Pierluigi Zappacosta (born 2 July 1950) is an Italian businessman, electrical engineer, and investor. He is the chairman of Faro Ventures. He has co-founded, directed, and served on the boards of several prestigious companies, including Logitech and Sierra Sciences.

== Career ==
In 1981, he co-founded the Swiss computer hardware manufacturer and software maker, Logitech (Nasdaq: LOGI) together with Daniel Borel and Giacomo Marini, which went on to become the world's largest manufacturer of computer mice and other personal interface products. Zappacosta served at Logitech for sixteen years, first as president and CEO and later as vice-chairman. He was instrumental in taking the company public in Switzerland in 1988 and on NASDAQ in 1997, raising over $60 million. When he left in 1998, sales of Logitech had grown to over $400 million per year.

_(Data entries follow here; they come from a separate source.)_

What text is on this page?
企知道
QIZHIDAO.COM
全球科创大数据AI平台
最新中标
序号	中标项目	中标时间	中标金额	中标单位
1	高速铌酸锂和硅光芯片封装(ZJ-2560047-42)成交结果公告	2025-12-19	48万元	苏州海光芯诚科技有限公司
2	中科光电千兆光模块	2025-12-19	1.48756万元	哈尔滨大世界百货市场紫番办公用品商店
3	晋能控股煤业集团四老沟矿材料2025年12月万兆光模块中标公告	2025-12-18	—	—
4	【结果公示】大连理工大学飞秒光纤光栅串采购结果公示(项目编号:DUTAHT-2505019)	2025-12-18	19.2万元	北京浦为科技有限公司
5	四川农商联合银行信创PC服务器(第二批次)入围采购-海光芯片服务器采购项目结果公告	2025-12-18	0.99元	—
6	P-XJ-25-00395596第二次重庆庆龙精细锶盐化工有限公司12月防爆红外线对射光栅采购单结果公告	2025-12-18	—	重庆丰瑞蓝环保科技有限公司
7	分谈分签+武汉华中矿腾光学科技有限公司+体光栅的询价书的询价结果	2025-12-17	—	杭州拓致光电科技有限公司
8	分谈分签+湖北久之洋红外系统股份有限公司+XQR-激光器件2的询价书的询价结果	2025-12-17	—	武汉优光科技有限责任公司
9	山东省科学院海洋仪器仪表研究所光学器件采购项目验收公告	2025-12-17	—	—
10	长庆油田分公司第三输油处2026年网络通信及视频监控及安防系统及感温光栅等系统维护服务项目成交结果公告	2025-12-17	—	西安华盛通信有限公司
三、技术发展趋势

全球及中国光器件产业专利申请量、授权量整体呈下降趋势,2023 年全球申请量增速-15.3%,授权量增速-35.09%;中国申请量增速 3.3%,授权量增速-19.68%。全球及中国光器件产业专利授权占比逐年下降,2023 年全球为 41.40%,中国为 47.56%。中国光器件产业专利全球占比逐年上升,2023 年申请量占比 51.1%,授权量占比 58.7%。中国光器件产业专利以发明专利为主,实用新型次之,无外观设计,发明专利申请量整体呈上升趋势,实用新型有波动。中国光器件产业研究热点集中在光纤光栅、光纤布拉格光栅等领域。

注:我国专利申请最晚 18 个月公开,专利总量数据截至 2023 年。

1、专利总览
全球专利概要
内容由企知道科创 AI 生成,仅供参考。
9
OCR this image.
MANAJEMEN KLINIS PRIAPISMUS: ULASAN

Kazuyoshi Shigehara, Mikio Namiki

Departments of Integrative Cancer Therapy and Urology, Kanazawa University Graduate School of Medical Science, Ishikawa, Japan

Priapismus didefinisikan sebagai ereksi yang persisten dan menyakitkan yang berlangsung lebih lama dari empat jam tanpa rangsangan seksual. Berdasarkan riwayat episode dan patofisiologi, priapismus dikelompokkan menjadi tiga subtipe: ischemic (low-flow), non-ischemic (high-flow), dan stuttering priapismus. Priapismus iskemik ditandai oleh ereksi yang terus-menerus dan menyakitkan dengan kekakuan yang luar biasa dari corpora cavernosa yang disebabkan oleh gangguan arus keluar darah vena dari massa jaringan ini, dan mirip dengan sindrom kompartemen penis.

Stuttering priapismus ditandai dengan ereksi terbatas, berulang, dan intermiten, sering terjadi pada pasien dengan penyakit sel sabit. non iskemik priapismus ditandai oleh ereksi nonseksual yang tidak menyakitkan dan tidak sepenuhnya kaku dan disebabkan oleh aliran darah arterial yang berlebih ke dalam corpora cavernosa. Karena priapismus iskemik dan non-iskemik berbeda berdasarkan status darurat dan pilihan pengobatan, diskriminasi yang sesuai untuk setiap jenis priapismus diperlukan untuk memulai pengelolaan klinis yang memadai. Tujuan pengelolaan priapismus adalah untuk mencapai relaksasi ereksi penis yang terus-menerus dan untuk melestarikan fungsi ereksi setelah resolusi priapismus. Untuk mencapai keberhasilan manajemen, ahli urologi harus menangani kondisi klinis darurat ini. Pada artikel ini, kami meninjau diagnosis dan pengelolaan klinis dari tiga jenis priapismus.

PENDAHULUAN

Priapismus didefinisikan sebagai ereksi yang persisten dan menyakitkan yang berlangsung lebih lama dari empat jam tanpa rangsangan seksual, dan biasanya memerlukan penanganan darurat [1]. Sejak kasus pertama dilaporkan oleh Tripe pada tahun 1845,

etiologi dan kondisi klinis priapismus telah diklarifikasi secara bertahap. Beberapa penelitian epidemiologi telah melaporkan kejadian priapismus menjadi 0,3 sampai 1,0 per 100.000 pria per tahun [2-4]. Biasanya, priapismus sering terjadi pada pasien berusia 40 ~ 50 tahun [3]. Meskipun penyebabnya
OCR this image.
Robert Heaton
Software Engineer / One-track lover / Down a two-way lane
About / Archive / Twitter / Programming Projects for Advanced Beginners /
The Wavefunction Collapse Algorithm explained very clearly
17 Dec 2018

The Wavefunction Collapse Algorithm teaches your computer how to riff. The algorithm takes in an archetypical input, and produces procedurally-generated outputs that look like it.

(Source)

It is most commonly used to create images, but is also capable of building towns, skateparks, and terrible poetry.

Zappacosta is also a venture partner with Noventi, and served as CEO at Sierra Sciences, and chairman at Digital Persona, Inc., a company offering software and hardware for identification based on biometrics. He is a member of the board of trustees of the Reason Foundation and the Bruno Leoni Institute.

== Education ==
He received his bachelor's degree (laurea in electrical engineering) from the University of Rome in Italy, graduating cum laude. He later earned his master's degree in computer science from Stanford in 1978.

== Personal life ==
Zappacosta's son, Marco Zappacosta, is a technology entrepreneur who is known as the co-founder and CEO of the unicorn company Thumbtack.

== Honors ==
On 22 May 2015 the President of the Republic, Sergio Mattarella, appointed him Cavaliere del Lavoro.